Cassazione: inviare foto hard con WhatsApp a minori è violenza sessuale
Respinto il ricorso della difesa di un 32enne che contestava la mancanza “dell’incontro e dell’atto sessuale”.
È legittimo contestare la violenza sessuale anche a chi invia foto hard via WhatsApp a un minore. Lo ha stabilito la terza sezione penale della Cassazione, respingendo il ricorso degli avvocati di un 32enne indagato per avere inviato messaggi “allusivi e sessualmente espliciti” a una ragazza minorenne, assieme a una foto hard e alla richiesta di ricevere un’immagine dello stesso genere da lei “sotto la minaccia di pubblicare la chat” su un altro social e pagine hot.
Il tribunale del Riesame di Milano aveva confermato la custodia in carcere disposta dal gip per l’indagato, e la difesa, quindi, si era rivolta alla Suprema Corte sostenendo che, nel caso in esame, non fosse contestabile il reato di violenza sessuale, ma, al limite, quella di adescamento di minore.
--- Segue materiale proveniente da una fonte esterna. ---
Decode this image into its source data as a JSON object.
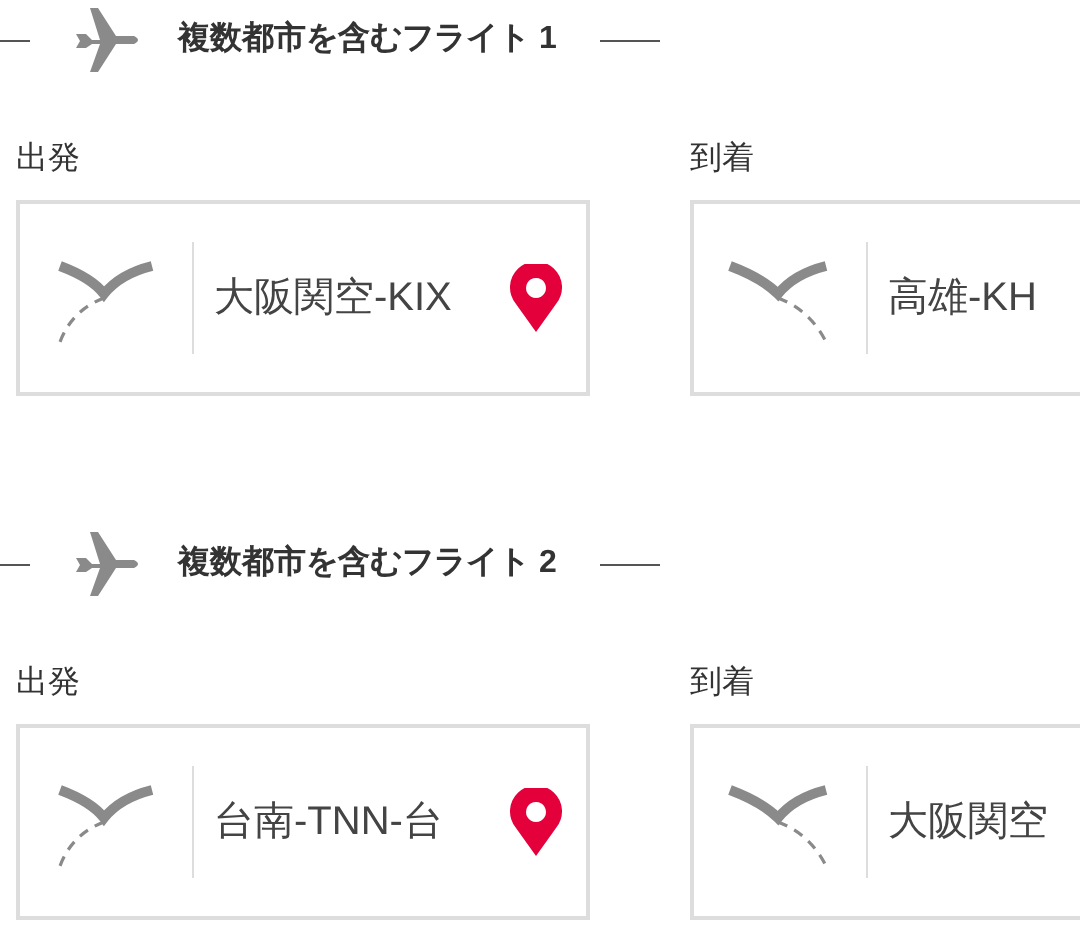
{
  "flights": [
    {
      "title": "複数都市を含むフライト 1",
      "fields": [
        {
          "kind": "departure",
          "label": "出発",
          "value": "大阪関空-KIX",
          "pin": true
        },
        {
          "kind": "arrival",
          "label": "到着",
          "value": "高雄-KH"
        }
      ]
    },
    {
      "title": "複数都市を含むフライト 2",
      "fields": [
        {
          "kind": "departure",
          "label": "出発",
          "value": "台南-TNN-台",
          "pin": true
        },
        {
          "kind": "arrival",
          "label": "到着",
          "value": "大阪関空"
        }
      ]
    }
  ]
}
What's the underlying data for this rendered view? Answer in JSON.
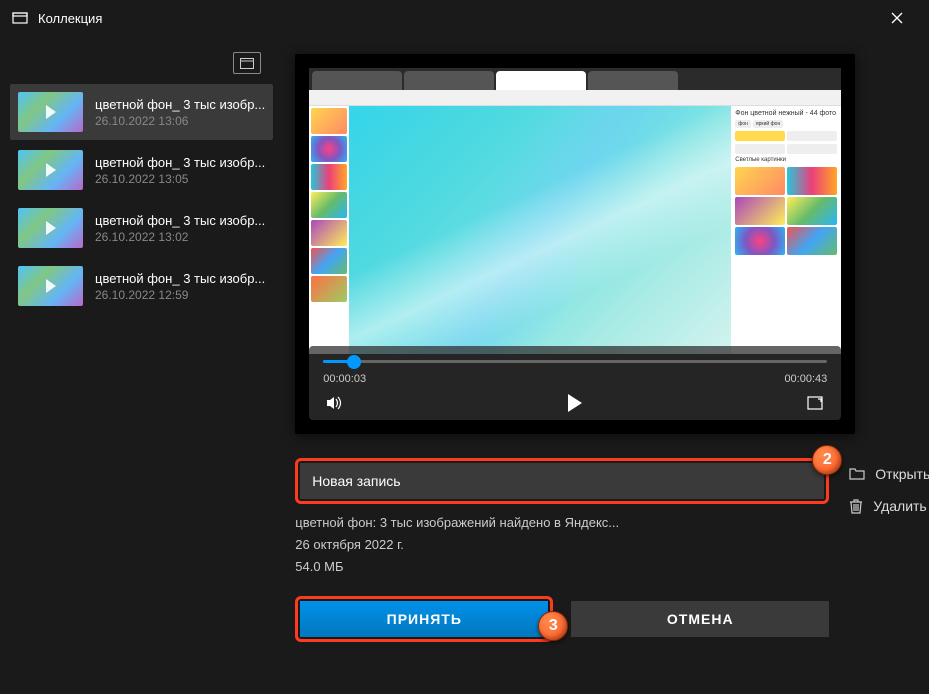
{
  "titlebar": {
    "title": "Коллекция"
  },
  "sidebar": {
    "items": [
      {
        "title": "цветной фон_ 3 тыс изобр...",
        "date": "26.10.2022 13:06",
        "selected": true
      },
      {
        "title": "цветной фон_ 3 тыс изобр...",
        "date": "26.10.2022 13:05",
        "selected": false
      },
      {
        "title": "цветной фон_ 3 тыс изобр...",
        "date": "26.10.2022 13:02",
        "selected": false
      },
      {
        "title": "цветной фон_ 3 тыс изобр...",
        "date": "26.10.2022 12:59",
        "selected": false
      }
    ]
  },
  "player": {
    "current_time": "00:00:03",
    "total_time": "00:00:43"
  },
  "form": {
    "name_value": "Новая запись",
    "full_title": "цветной фон: 3 тыс изображений найдено в Яндекс...",
    "date": "26 октября 2022 г.",
    "size": "54.0 МБ",
    "accept_label": "ПРИНЯТЬ",
    "cancel_label": "ОТМЕНА"
  },
  "actions": {
    "open_folder": "Открыть папку с фа...",
    "delete": "Удалить"
  },
  "annotations": {
    "badge2": "2",
    "badge3": "3"
  }
}
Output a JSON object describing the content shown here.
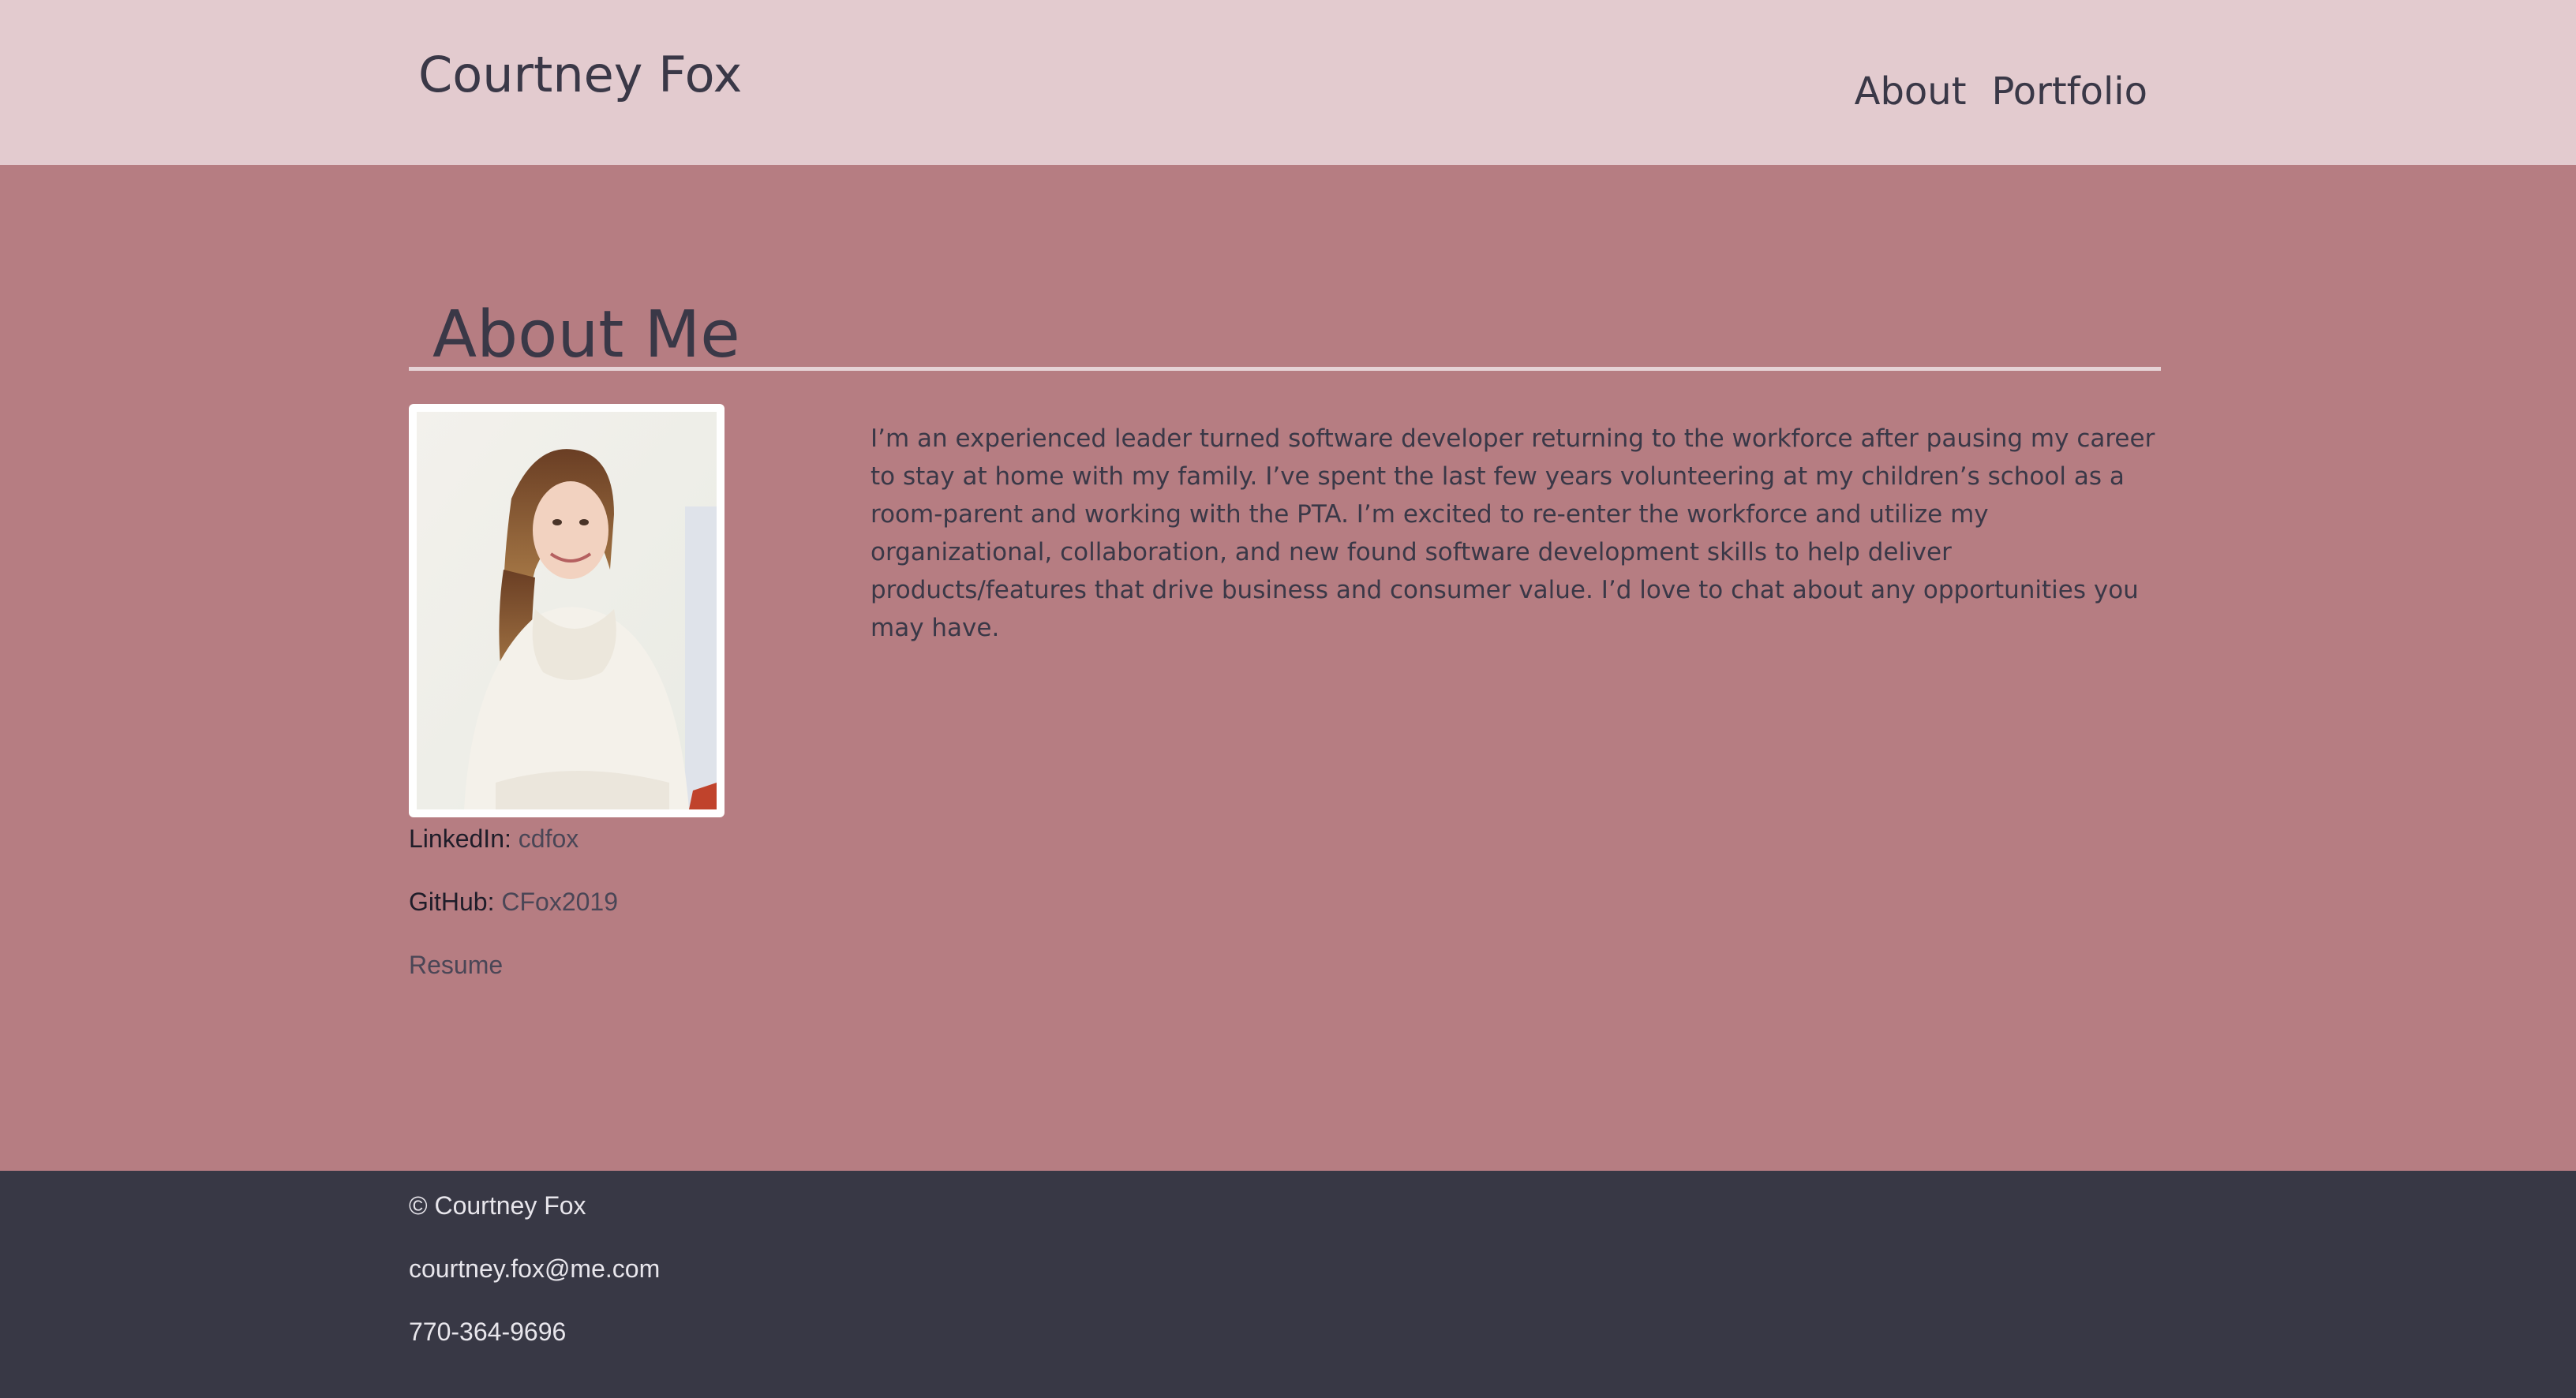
{
  "header": {
    "site_title": "Courtney Fox",
    "nav": [
      {
        "label": "About"
      },
      {
        "label": "Portfolio"
      }
    ]
  },
  "about": {
    "heading": "About Me",
    "bio": "I’m an experienced leader turned software developer returning to the workforce after pausing my career to stay at home with my family. I’ve spent the last few years volunteering at my children’s school as a room-parent and working with the PTA. I’m excited to re-enter the workforce and utilize my organizational, collaboration, and new found software development skills to help deliver products/features that drive business and consumer value. I’d love to chat about any opportunities you may have.",
    "links": {
      "linkedin_label": "LinkedIn:",
      "linkedin_value": "cdfox",
      "github_label": "GitHub:",
      "github_value": "CFox2019",
      "resume_label": "Resume"
    }
  },
  "footer": {
    "copyright": "© Courtney Fox",
    "email": "courtney.fox@me.com",
    "phone": "770-364-9696"
  },
  "colors": {
    "header_bg": "#e3cbcf",
    "main_bg": "#b67d82",
    "footer_bg": "#383845",
    "text_dark": "#3a3847"
  }
}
Secondo la difesa, quindi, “la condotta tenuta dall’indagato non aveva intaccato la sfera sessuale della minore per assenza di una qualsivoglia richiesta di rapporto sessuale volta al soddisfacimento dei propri impulsi”.
La Cassazione, invece, ha ritenuto “solida e ben motivata” la decisione del Riesame, secondo cui la “violenza sessuale risultava pienamente integrata, pur in assenza di contatto fisico con la vittima, quando gli atti sessuali coinvolgessero la corporeità sessuale della persona offesa e fossero finalizzati e idonei a compromettere il bene primario della libertà individuale nella prospettiva di soddisfare o eccitare il proprio istinto sessuale”: in particolare, i “gravi indizi di colpevolezza” del reato contestato erano stati ravvisati “nell’induzione allo scambio di foto erotiche, nella conversazione sulle pregresse esperienze sessuali ed i gusti erotici, nella crescente minaccia a divulgare in pubblico la chat”, spiega la Corte.
Ad aggravare la posizione dell’indagato (già ai domiciliari) il fatto che l’uomo avesse “perpetrato le stesse condotte nei confronti di altre minori, dimostrando di non saper controllare le proprie pulsioni” scrivono i giudici di Roma, potendo “continuare a minacciare le vittime nonché reiterare le condotte delittuose a mezzo l’uso di strumenti informatici”.